# Assignment 5 [Written]: Geodesic Distance (Due 5/2)

Here’s the writeup for your second to last assignment. This time, we’re taking off the “training wheels” and having you read a real paper, rather than course notes. Why? Because you’re ready for it! At this point you have all the fundamental knowledge you need to go out into the broader literature and start implementing all sorts of algorithms that are built on top of ideas from differential geometry. In fact, this particular algorithm is not much of a departure from things you’ve done already: solving simple equations involving the Laplacian on triangle meshes. As discussed in our lecture on the Laplacian, you’ll find many algorithms in digital geometry processing that have this flavor: compute some basic data (e.g., using a local formula at each vertex), solve a Laplace-like equation, compute some more basic data, and so on.

Your main references for this assignment will be:

• this video, which gives a brief (18-minute) overview of the algorithm, and
• this paper, which explains the algorithm in detail.

Written exercises for this assignment are found below.

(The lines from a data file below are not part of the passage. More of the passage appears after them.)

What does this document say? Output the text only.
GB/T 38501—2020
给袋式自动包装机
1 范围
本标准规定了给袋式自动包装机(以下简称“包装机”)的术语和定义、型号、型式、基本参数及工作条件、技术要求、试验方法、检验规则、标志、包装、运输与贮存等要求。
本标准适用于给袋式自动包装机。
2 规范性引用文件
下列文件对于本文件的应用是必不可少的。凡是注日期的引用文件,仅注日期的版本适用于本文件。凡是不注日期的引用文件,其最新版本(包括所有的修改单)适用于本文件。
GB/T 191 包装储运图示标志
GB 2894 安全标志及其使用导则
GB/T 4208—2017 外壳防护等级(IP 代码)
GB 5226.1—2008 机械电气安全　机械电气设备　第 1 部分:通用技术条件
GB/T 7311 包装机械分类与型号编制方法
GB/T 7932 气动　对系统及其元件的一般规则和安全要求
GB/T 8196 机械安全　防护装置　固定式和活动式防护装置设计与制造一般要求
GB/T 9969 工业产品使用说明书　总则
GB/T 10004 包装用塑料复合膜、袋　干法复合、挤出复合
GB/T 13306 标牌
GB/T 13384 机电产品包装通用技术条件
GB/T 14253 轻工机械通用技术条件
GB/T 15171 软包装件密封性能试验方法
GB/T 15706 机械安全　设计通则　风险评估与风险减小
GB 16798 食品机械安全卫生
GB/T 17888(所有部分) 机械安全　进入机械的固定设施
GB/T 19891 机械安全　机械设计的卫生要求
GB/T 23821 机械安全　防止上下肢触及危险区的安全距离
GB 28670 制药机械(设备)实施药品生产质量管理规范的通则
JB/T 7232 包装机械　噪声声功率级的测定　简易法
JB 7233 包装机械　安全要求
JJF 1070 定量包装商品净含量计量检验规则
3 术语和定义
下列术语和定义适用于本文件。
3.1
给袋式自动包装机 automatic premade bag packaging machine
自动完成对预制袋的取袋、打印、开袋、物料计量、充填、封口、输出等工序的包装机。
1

## 5 thoughts on “Assignment 5 [Written]: Geodesic Distance (Due 5/2)”

1. jzhanson says:

For Exercise 3, I don’t quite understand how “integrating by parts” lets us get rid of the integral, basically I do

$$E(\phi) = \int_M ||\nabla \phi – X ||^2 dA = \int_M \langle \langle \nabla \phi, \nabla \phi \rangle \rangle – 2 \langle \langle X, \nabla \phi \rangle \rangle + \langle \langle X, X \rangle \rangle dA = …$$

and I’m able to arrive at the desired result but I still have the integral over M and the dA—am I doing something wrong where expanding the inner product is part of integrating, or is my expansion of the inner product wrong overall?

1. Mark says:

The “inner product” used in the exercise is the inner product that we talked about in the section on Green’s functions a few weeks ago – it’s defined to be the integral of the dot product of your vectors.

1. jzhanson says:

That would mean that we would still end up with two integrals, right? One coming from the definition of $E(\phi)$ and one coming from the inner product $\langle \langle X, Y \rangle \rangle = \int_M X \cdot Y dA$?

1. Mark says:

Ah, I see what you’re asking. The inner product inside of the integral in the definition of $E$ is just the regular dot product on vectors (without any more integration). Sorry for the confusing notation.

1. jzhanson says:

Ah, I understand. Thanks Mark!